I’d say the headline was an exaggeration of what Ortiz actually said, but not by that much. MacMullan says this about the Herald’s headline:

It was an inflammatory rhetorical question that set off a national chain reaction of speculation. One of the first hints was when Red Sox manager Terry Francona said a Toronto reporter entered his office and declared that Ortiz had exposed himself as a steroid user.

The Toronto reporter needs a reading-comprehension lesson.

This is the second time the Globe has let Ortiz vent about the Herald; here is Gordon Edes’ piece from Thursday’s paper. And yes, I think the Herald could have written a more deft headline to describe Ortiz’s remarks.

But the real story here is that Ortiz let himself get caught thinking out loud at a moment when everyone is baseball is freaked out about steroids. He said nothing wrong, but, sadly, in the current climate, he probably shouldn’t have said anything.

Bush boosts Michael Moore

You can’t make this stuff up. The Bush administration has given a huge boost to Michael Moore’s upcoming documentary, “SiCKO,” by investigating a trip he took to Cuba. The New York Times reports that Moore may have violated the travel ban by taking sick 9/11 rescue workers to Cuba in order to seek free medical care.

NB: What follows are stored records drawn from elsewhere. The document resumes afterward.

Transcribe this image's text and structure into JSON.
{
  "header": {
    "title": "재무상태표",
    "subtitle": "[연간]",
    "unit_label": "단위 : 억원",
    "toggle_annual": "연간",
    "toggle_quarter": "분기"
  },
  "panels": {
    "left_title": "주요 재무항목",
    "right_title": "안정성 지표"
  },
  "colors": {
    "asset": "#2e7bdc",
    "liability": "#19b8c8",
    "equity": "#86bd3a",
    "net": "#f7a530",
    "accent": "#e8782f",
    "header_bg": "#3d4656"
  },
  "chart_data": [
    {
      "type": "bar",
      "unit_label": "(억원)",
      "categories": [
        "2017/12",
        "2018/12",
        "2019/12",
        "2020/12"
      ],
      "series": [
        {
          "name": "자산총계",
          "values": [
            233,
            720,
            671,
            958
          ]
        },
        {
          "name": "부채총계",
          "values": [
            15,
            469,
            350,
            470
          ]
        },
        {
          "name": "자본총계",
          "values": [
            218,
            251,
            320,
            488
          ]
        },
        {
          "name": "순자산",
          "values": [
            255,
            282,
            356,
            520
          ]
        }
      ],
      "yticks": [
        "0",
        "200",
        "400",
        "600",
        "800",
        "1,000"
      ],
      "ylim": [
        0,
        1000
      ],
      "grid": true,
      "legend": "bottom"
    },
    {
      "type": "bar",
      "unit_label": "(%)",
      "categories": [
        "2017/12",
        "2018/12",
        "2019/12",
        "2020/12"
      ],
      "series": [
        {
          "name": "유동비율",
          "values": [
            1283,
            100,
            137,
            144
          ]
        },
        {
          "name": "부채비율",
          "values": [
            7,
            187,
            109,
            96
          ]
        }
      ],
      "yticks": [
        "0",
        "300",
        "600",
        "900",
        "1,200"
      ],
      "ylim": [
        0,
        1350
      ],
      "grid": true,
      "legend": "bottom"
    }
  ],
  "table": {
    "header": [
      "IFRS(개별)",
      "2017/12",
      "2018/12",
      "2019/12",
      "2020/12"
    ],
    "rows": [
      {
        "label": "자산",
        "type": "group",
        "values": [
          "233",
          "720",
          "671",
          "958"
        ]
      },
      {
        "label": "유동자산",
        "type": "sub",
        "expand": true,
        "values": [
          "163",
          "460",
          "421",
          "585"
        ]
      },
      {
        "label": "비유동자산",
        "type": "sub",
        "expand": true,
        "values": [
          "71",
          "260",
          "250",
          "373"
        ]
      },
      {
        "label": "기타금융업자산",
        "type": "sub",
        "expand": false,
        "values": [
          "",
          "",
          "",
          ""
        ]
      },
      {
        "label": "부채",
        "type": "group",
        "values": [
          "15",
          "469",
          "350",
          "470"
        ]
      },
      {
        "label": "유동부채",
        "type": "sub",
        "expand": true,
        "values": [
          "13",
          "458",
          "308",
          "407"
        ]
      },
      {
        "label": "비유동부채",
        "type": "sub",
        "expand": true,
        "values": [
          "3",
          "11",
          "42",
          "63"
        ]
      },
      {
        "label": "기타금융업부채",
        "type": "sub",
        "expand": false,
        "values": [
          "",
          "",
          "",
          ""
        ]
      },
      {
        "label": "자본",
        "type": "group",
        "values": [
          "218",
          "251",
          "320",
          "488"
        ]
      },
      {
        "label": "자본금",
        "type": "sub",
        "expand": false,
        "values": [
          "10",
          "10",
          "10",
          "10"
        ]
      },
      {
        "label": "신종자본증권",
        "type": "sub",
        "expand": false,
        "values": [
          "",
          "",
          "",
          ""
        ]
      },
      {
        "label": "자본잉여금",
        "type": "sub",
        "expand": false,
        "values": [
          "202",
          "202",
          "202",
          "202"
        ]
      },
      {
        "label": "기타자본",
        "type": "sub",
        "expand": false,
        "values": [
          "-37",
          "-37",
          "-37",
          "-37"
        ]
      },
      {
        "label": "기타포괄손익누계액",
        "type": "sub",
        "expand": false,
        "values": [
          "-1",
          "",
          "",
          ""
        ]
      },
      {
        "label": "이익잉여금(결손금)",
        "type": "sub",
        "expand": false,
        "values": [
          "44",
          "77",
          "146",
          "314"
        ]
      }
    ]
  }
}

As a publicity stunt, what Moore did pales in comparison to what the White House has done for him. Moore’s having great fun with it on his Web site, and, as this Google News search shows, the administration’s attempt to intimidate Moore has garnered worldwide attention.

What the Bushies seem not to understand is that if you’re going to attempt to exercise Putin-like controls over your critics, you need Putin-like powers. Fortunately, they never quite succeeded in getting those powers — although they certainly tried.